05-11-07 by dugan
Insider tells us there are signs the spike in California is damping down. And in a few weeks, we might be paying "only" $3.35 a gallon. (We should be paying no more than $2.40: see argument below Insider’s post)
"During price spikes, the wholesale prices shoot up dramatically and the effect is that sometimes one firm or another will get too far ahead or behind the others within certain towns or marketing zones due to all the confusion. Reports from dealers show the companies are adjusting wholesales up and down in small increments within cities or zones. This leads me to believe the overall price is topping out on gasoline in California. The small adjustments usually mean the companies are aligning their prices locally within cities to match the competitors.
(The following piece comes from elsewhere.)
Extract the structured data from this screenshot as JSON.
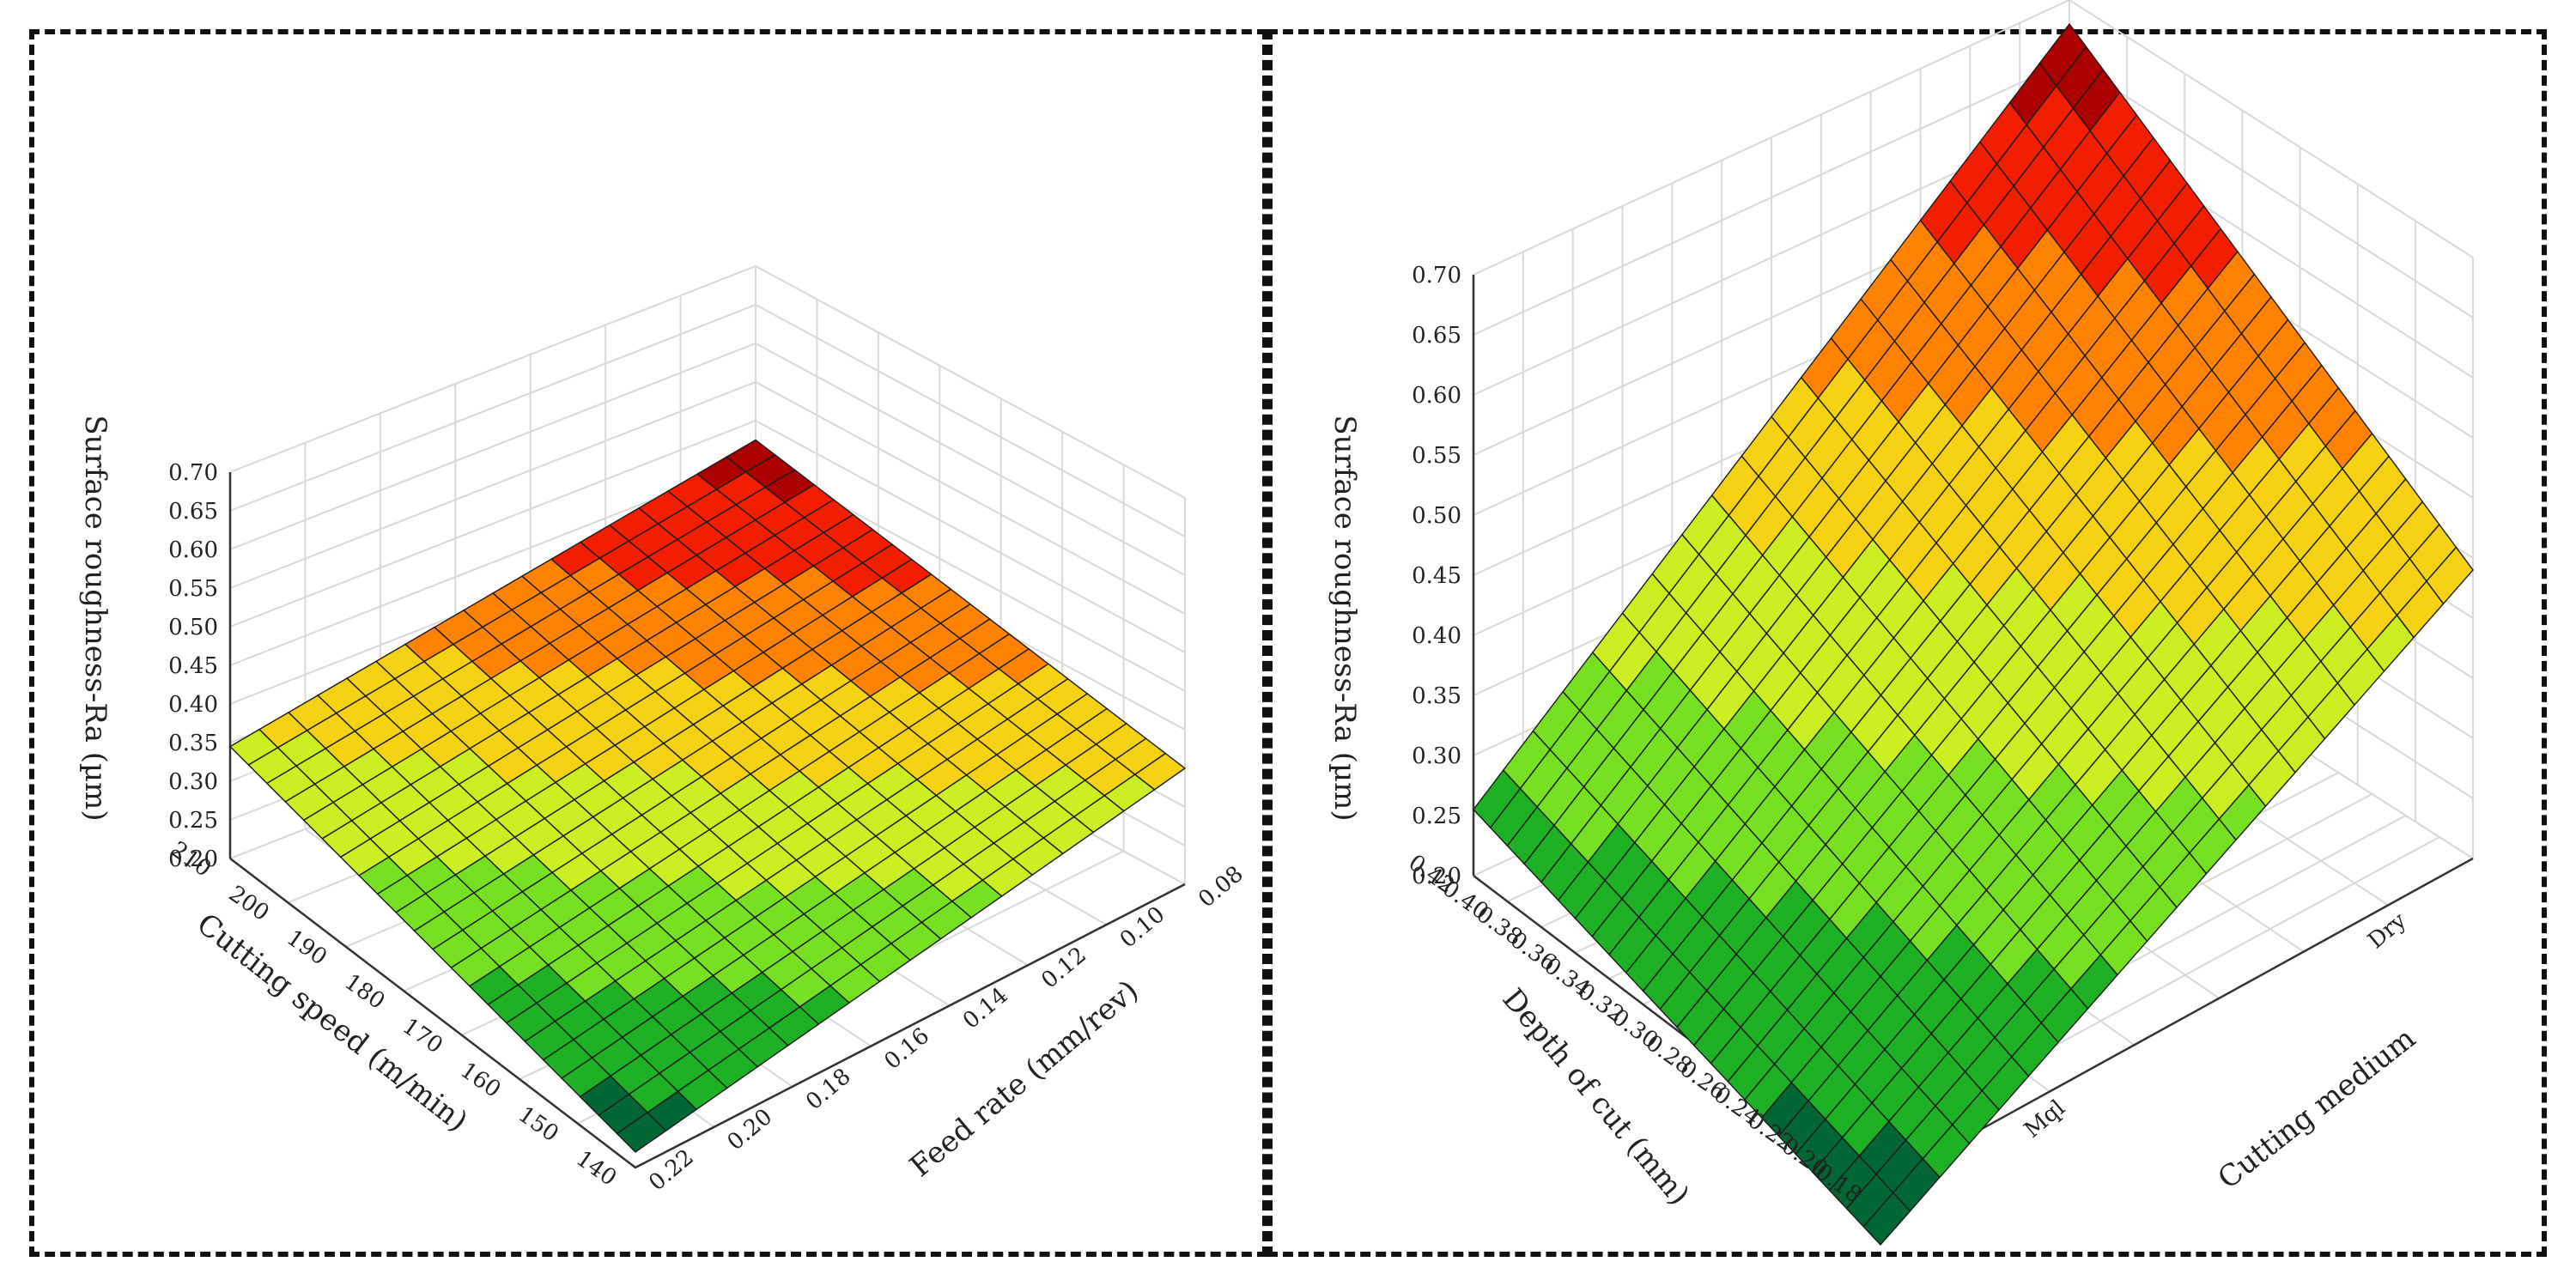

"I predict the price spike has peaked and prices will level off and then, fall from 5-10 cents over the next 2 weeks. We should sit about there until late June when the summer drive kicks in."
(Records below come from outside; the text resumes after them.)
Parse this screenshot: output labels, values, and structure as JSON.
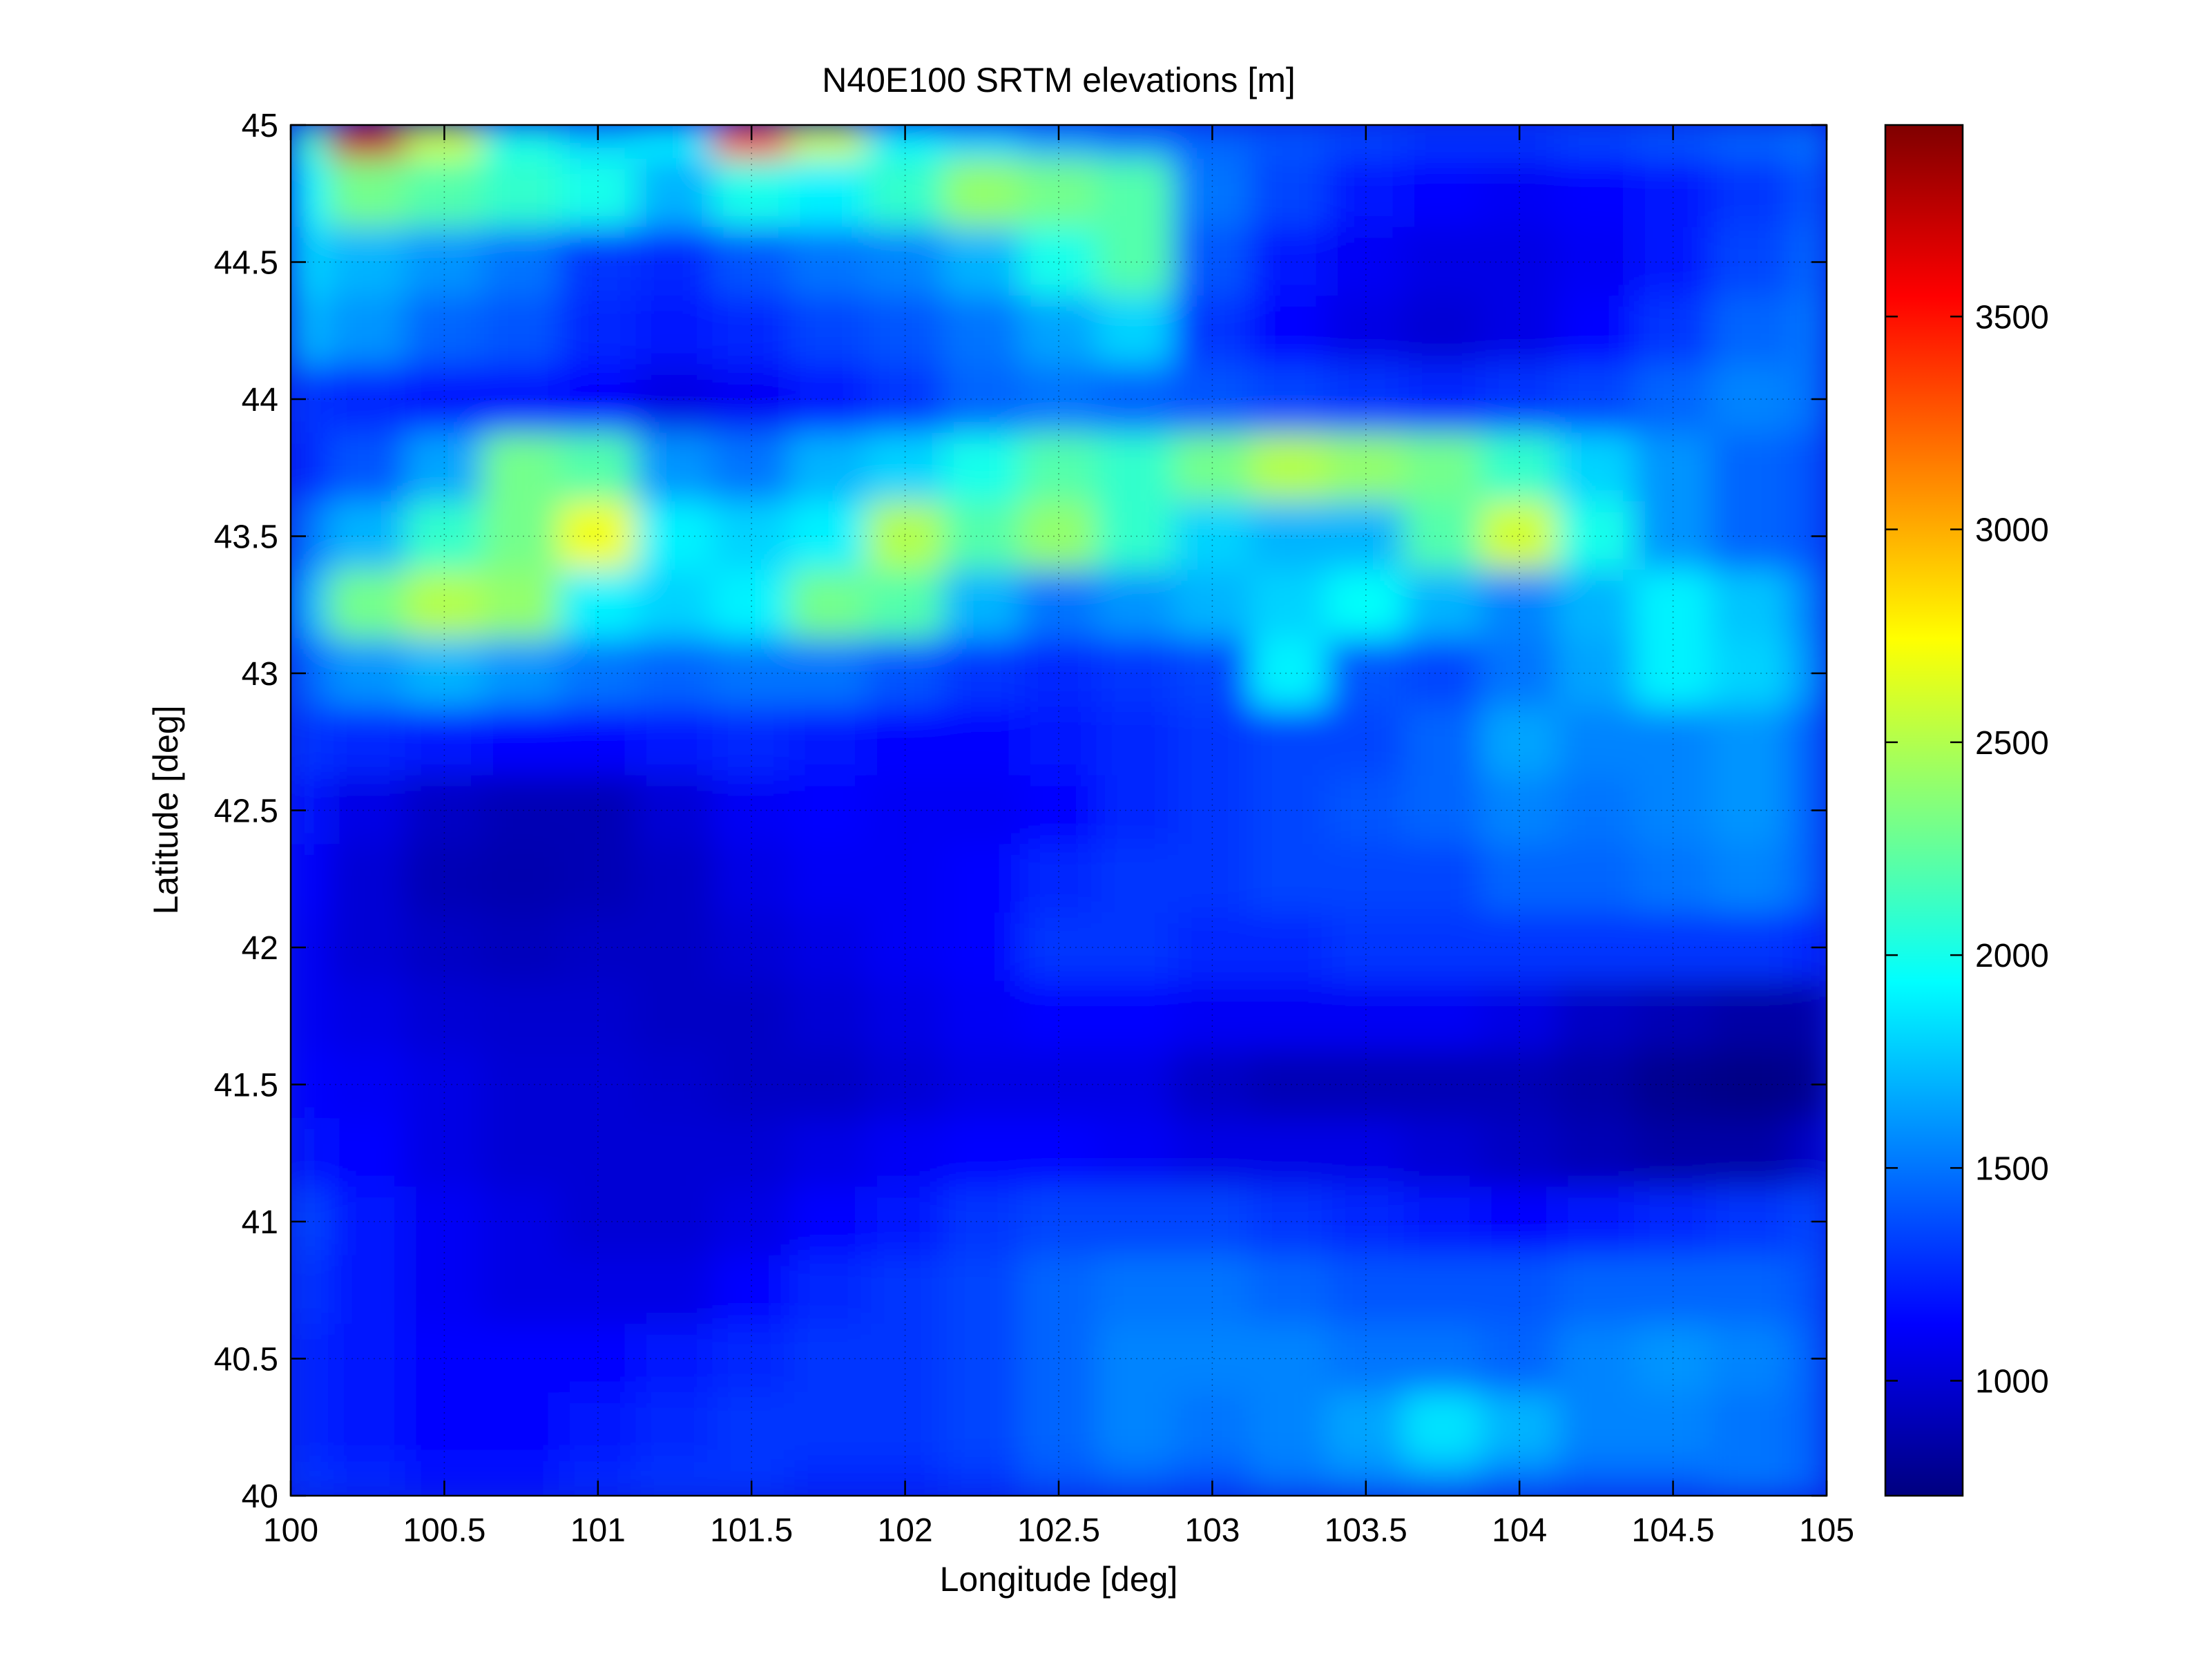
{
  "chart_data": {
    "type": "heatmap",
    "title": "N40E100 SRTM elevations [m]",
    "xlabel": "Longitude [deg]",
    "ylabel": "Latitude [deg]",
    "xlim": [
      100,
      105
    ],
    "ylim": [
      40,
      45
    ],
    "xticks": [
      100,
      100.5,
      101,
      101.5,
      102,
      102.5,
      103,
      103.5,
      104,
      104.5,
      105
    ],
    "yticks": [
      40,
      40.5,
      41,
      41.5,
      42,
      42.5,
      43,
      43.5,
      44,
      44.5,
      45
    ],
    "xtick_labels": [
      "100",
      "100.5",
      "101",
      "101.5",
      "102",
      "102.5",
      "103",
      "103.5",
      "104",
      "104.5",
      "105"
    ],
    "ytick_labels": [
      "40",
      "40.5",
      "41",
      "41.5",
      "42",
      "42.5",
      "43",
      "43.5",
      "44",
      "44.5",
      "45"
    ],
    "grid": true,
    "colormap": "jet",
    "colorbar": {
      "range": [
        730,
        3950
      ],
      "ticks": [
        1000,
        1500,
        2000,
        2500,
        3000,
        3500
      ],
      "tick_labels": [
        "1000",
        "1500",
        "2000",
        "2500",
        "3000",
        "3500"
      ],
      "position": "right"
    },
    "grid_lon": [
      100,
      100.25,
      100.5,
      100.75,
      101,
      101.25,
      101.5,
      101.75,
      102,
      102.25,
      102.5,
      102.75,
      103,
      103.25,
      103.5,
      103.75,
      104,
      104.25,
      104.5,
      104.75,
      105
    ],
    "grid_lat": [
      45,
      44.75,
      44.5,
      44.25,
      44,
      43.75,
      43.5,
      43.25,
      43,
      42.75,
      42.5,
      42.25,
      42,
      41.75,
      41.5,
      41.25,
      41,
      40.75,
      40.5,
      40.25,
      40
    ],
    "elevation_m": [
      [
        2100,
        3700,
        2600,
        2000,
        1800,
        1900,
        3300,
        2600,
        1900,
        1800,
        1650,
        1550,
        1450,
        1400,
        1350,
        1300,
        1300,
        1350,
        1400,
        1450,
        1500
      ],
      [
        1900,
        2300,
        2200,
        2100,
        2000,
        1700,
        2000,
        1900,
        2100,
        2400,
        2300,
        2200,
        1500,
        1350,
        1200,
        1150,
        1100,
        1150,
        1200,
        1300,
        1400
      ],
      [
        1800,
        1700,
        1600,
        1500,
        1300,
        1250,
        1400,
        1500,
        1550,
        1700,
        2000,
        2200,
        1400,
        1200,
        1100,
        1050,
        1050,
        1100,
        1200,
        1350,
        1450
      ],
      [
        1700,
        1600,
        1450,
        1400,
        1250,
        1200,
        1250,
        1350,
        1400,
        1500,
        1650,
        1800,
        1300,
        1150,
        1050,
        1000,
        1050,
        1150,
        1300,
        1450,
        1500
      ],
      [
        1300,
        1250,
        1200,
        1200,
        1150,
        1050,
        1100,
        1200,
        1300,
        1450,
        1500,
        1450,
        1400,
        1350,
        1300,
        1250,
        1300,
        1350,
        1450,
        1550,
        1500
      ],
      [
        1250,
        1400,
        1650,
        2300,
        2200,
        1600,
        1500,
        1700,
        1800,
        2000,
        2200,
        2100,
        2300,
        2500,
        2400,
        2300,
        2100,
        1800,
        1600,
        1450,
        1400
      ],
      [
        1500,
        1700,
        2100,
        2300,
        2700,
        1900,
        1800,
        1900,
        2500,
        2200,
        2400,
        2100,
        1800,
        1700,
        1700,
        2200,
        2600,
        2000,
        1600,
        1450,
        1400
      ],
      [
        1700,
        2300,
        2500,
        2400,
        1900,
        1800,
        1900,
        2300,
        2200,
        1700,
        1500,
        1600,
        1700,
        1800,
        1950,
        1700,
        1550,
        1700,
        1900,
        1750,
        1550
      ],
      [
        1450,
        1600,
        1700,
        1600,
        1500,
        1450,
        1500,
        1500,
        1400,
        1300,
        1250,
        1300,
        1350,
        1900,
        1400,
        1350,
        1500,
        1650,
        1900,
        1800,
        1600
      ],
      [
        1300,
        1250,
        1200,
        1150,
        1150,
        1200,
        1250,
        1200,
        1150,
        1150,
        1200,
        1250,
        1300,
        1350,
        1350,
        1450,
        1650,
        1550,
        1550,
        1600,
        1450
      ],
      [
        1200,
        1050,
        950,
        900,
        900,
        1000,
        1100,
        1150,
        1100,
        1100,
        1150,
        1250,
        1300,
        1350,
        1400,
        1450,
        1550,
        1500,
        1550,
        1600,
        1450
      ],
      [
        1150,
        1000,
        900,
        880,
        900,
        950,
        1050,
        1100,
        1100,
        1150,
        1250,
        1300,
        1300,
        1350,
        1350,
        1350,
        1450,
        1450,
        1500,
        1550,
        1450
      ],
      [
        1100,
        1000,
        950,
        920,
        950,
        950,
        1000,
        1050,
        1100,
        1150,
        1300,
        1300,
        1250,
        1250,
        1300,
        1300,
        1300,
        1300,
        1300,
        1300,
        1250
      ],
      [
        1100,
        1050,
        1000,
        980,
        980,
        950,
        950,
        1000,
        1050,
        1100,
        1150,
        1150,
        1100,
        1100,
        1100,
        1100,
        1050,
        950,
        900,
        850,
        850
      ],
      [
        1150,
        1100,
        1050,
        1000,
        1000,
        980,
        950,
        950,
        1000,
        1050,
        1050,
        1050,
        950,
        900,
        900,
        900,
        900,
        850,
        780,
        750,
        780
      ],
      [
        1200,
        1150,
        1050,
        1000,
        1000,
        1000,
        1000,
        1050,
        1100,
        1150,
        1150,
        1100,
        1050,
        1050,
        1050,
        1000,
        950,
        900,
        850,
        850,
        950
      ],
      [
        1350,
        1200,
        1100,
        1050,
        1000,
        1000,
        1050,
        1150,
        1200,
        1300,
        1350,
        1350,
        1350,
        1300,
        1250,
        1200,
        1150,
        1200,
        1250,
        1300,
        1350
      ],
      [
        1300,
        1200,
        1100,
        1050,
        1050,
        1050,
        1150,
        1250,
        1300,
        1350,
        1450,
        1500,
        1500,
        1450,
        1400,
        1400,
        1400,
        1450,
        1450,
        1450,
        1400
      ],
      [
        1250,
        1200,
        1150,
        1150,
        1150,
        1200,
        1250,
        1300,
        1300,
        1350,
        1450,
        1550,
        1550,
        1550,
        1500,
        1500,
        1450,
        1550,
        1600,
        1550,
        1450
      ],
      [
        1250,
        1200,
        1150,
        1150,
        1200,
        1250,
        1300,
        1300,
        1300,
        1350,
        1450,
        1550,
        1500,
        1550,
        1650,
        1850,
        1700,
        1550,
        1550,
        1500,
        1450
      ],
      [
        1300,
        1250,
        1200,
        1200,
        1250,
        1300,
        1300,
        1250,
        1250,
        1300,
        1400,
        1450,
        1400,
        1500,
        1550,
        1600,
        1500,
        1450,
        1450,
        1500,
        1450
      ]
    ]
  }
}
Wow. $3.30 gasoline is the "new normal’? Here’s something to gnaw on: Last November, as prices bottomed out nationally at $2.20 a gallon during Election week, crude oil was about $60 a barrel. Now it’s $62 a barrel, about a 4.5 cent-a-gallon difference. That means prices of $2.25 nationally and, given the historic 15-cent difference, $2.40 in California, would be more like the real normal. Even then, we thought the price was high.